Sendo assim, Renata indica que, em vez de rejeitar o Carnaval ou de chegar ao dia seguinte à festa se arrastando, o ideal é agir conscientemente, administrando melhor a lida com essa quebra de rotina.
“Nesse sentido, o fundamental é que a pessoa se conheça. Se ela tem facilidade de sair e voltar às demandas do cotidiano, essa transição vai ser mais tranquila. Mas, se ela é do tipo que acha esse processo muito penoso, vale recorrer a estratégias que vão amenizar esse descompasso”, opina a pedagoga, que prossegue listando algumas dicas.
“É fundamental saber fazer ajustes e concessões. Uma boa ideia, para começar, é dedicar o último dia do feriado a programas mais tranquilos, que estejam alinhados aos nossos horários do dia a dia”, aponta. “Além disso, se temos o costume de ir à academia pela manhã e sabemos que, nesse retorno, ficamos mais letárgicos, pode valer a pena prolongar o tempo na cama para ter um rendimento melhor no trabalho. E podemos fazer isso sem culpa, pois, nesse caso, não se trata de uma procrastinação, mas de um processo de readaptação”, recomenda, acrescentando que esses conselhos valem não apenas para o pós-Carnaval, mas também para o retorno de outros feriados ou dos períodos de férias.

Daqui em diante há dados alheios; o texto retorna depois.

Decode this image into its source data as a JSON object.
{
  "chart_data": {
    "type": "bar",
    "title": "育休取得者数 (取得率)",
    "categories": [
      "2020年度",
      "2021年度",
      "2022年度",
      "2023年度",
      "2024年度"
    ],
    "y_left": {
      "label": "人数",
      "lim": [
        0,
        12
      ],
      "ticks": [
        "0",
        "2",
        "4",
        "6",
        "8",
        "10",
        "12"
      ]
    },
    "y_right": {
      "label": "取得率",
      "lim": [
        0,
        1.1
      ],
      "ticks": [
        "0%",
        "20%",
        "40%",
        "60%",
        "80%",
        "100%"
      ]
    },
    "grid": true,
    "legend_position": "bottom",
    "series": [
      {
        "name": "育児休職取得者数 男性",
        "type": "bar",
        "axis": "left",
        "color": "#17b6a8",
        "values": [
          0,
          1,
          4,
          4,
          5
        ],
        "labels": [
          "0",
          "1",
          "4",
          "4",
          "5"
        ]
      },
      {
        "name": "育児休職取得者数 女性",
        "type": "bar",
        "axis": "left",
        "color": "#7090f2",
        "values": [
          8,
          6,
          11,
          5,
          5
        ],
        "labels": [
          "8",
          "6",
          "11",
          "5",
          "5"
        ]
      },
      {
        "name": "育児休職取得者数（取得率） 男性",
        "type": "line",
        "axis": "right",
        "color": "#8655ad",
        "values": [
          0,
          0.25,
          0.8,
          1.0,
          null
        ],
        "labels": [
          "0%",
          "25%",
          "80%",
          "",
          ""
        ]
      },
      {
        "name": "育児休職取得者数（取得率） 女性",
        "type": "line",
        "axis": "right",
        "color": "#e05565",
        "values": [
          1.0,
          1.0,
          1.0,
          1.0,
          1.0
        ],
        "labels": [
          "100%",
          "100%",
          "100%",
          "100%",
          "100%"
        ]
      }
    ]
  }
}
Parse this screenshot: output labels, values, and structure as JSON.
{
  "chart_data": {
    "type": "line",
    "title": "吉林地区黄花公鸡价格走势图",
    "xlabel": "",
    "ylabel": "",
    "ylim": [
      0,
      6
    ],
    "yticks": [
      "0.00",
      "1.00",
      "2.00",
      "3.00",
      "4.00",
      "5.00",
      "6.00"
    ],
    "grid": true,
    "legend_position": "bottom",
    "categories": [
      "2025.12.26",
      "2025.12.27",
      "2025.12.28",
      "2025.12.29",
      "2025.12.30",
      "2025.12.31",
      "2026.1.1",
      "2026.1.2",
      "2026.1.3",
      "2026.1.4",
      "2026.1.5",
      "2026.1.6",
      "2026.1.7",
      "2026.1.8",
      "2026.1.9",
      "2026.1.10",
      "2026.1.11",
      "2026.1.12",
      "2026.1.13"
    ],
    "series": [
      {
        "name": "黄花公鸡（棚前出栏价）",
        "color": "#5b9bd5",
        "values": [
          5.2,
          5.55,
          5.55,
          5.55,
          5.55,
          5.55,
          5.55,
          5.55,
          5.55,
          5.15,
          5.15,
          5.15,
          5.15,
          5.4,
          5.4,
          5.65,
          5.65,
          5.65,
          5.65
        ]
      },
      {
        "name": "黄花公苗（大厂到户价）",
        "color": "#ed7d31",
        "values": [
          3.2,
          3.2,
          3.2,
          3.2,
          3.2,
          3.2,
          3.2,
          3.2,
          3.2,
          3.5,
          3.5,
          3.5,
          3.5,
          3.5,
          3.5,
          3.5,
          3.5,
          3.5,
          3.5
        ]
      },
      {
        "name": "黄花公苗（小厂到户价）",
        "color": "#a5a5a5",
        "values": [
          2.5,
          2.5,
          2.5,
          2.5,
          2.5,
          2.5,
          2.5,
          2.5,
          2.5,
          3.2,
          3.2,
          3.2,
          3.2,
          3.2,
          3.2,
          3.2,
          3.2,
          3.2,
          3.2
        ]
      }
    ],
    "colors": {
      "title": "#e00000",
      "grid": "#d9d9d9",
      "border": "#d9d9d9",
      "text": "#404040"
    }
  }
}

“No caso de crianças e adolescentes, é fundamental que os pais ou outros adultos próximos ajudem nessa transição, estimulando-as a se organizar para o dia seguinte, quando vão precisar retomar suas atividades cotidianas”, sugere. “Para isso, podemos, por exemplo, apresentar às crianças e aos adolescentes alguns instrumentos que vão auxiliá-los nessa tarefa, como quadros de parede e agendas”, complementa, lembrando que essa organização também é útil aos adultos. “Sem fazer esse exercício, podemos ficar ansiosos diante da sensação de que nossos afazeres se acumularam, podemos nos sentir perdidos, sem saber por onde começar e, com isso, a tendência é que a gente procrastine mais e renda menos, ficando mais cansados e menos produtivos”, determina.